A new treatment for skin cancer made from the sap of a common garden weed has proven effective on 71 percent of basal cell carcinomas (BCCs). In phase II test results released this week in Australia, the PEP005 Topical gel cleared up the most common type of skin cancer in just two applications on two consecutive days.
Petty spurge (Euphorbia peplus) has been used for years in Australia to treat cancerous spots on the skin. A toxic, milky sap within the plant normally causes blisters and rash, but when applied directly to a cancerous growth causes swelling and an enlarged sore which eventually develops a scab that dries and falls off. . .
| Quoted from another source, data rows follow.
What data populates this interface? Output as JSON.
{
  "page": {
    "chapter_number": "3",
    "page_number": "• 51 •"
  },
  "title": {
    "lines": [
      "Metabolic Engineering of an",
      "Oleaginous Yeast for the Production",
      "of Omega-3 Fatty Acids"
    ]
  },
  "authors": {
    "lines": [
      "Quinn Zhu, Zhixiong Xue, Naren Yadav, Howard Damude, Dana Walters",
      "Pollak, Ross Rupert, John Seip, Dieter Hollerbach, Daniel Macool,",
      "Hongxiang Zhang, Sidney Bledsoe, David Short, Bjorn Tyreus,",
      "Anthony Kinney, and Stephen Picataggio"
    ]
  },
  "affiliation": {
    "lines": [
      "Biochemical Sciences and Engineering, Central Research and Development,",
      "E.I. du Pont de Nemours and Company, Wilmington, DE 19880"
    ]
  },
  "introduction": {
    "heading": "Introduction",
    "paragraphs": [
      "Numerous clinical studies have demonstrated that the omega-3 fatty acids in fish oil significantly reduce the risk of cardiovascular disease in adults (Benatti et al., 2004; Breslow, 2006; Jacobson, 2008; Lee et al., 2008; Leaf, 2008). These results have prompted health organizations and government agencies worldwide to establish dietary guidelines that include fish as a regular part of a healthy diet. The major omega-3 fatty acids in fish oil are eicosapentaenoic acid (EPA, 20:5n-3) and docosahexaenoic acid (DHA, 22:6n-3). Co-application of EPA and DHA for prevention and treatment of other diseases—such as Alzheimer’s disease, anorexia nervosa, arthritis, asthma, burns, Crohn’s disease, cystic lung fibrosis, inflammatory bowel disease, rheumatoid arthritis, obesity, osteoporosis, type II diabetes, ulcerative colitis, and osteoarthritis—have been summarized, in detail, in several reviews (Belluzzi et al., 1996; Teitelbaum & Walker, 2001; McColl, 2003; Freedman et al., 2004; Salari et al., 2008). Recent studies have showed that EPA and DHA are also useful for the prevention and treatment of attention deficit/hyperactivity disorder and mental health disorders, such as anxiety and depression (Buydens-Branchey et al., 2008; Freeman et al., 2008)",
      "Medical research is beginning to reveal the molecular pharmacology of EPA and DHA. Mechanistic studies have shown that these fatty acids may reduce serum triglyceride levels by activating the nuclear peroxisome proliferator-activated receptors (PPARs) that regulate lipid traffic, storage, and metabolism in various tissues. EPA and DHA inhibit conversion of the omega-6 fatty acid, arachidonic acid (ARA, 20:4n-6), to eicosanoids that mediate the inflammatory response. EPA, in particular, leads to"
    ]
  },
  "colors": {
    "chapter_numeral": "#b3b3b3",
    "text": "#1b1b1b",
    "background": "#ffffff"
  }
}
The Brisbane-based company called Peplin (named for the plant?) claims to have identified the molecule responsible for that activity and formulated a gel and developed a manufacturing technology. Peplin believes the molecule penetrates the skin and destroys the malignant tissue.
The company’s managing director and chief executive, Michael Aldridge said, “This is the first time two days of therapy have shown to be effective in clearing skin cancers.” Peplin hopes to start phase III trials later this year.
BCC’s develop typically on older caucasians with a history of sun exposure. The trials involved 60 people throughout Australia, a country where a quarter million people were treated for such skin cancers in 2002.
Petty spurge is an erect garden weed, a prolific seeder originally native to Europe. It is also naturalized throughout North America.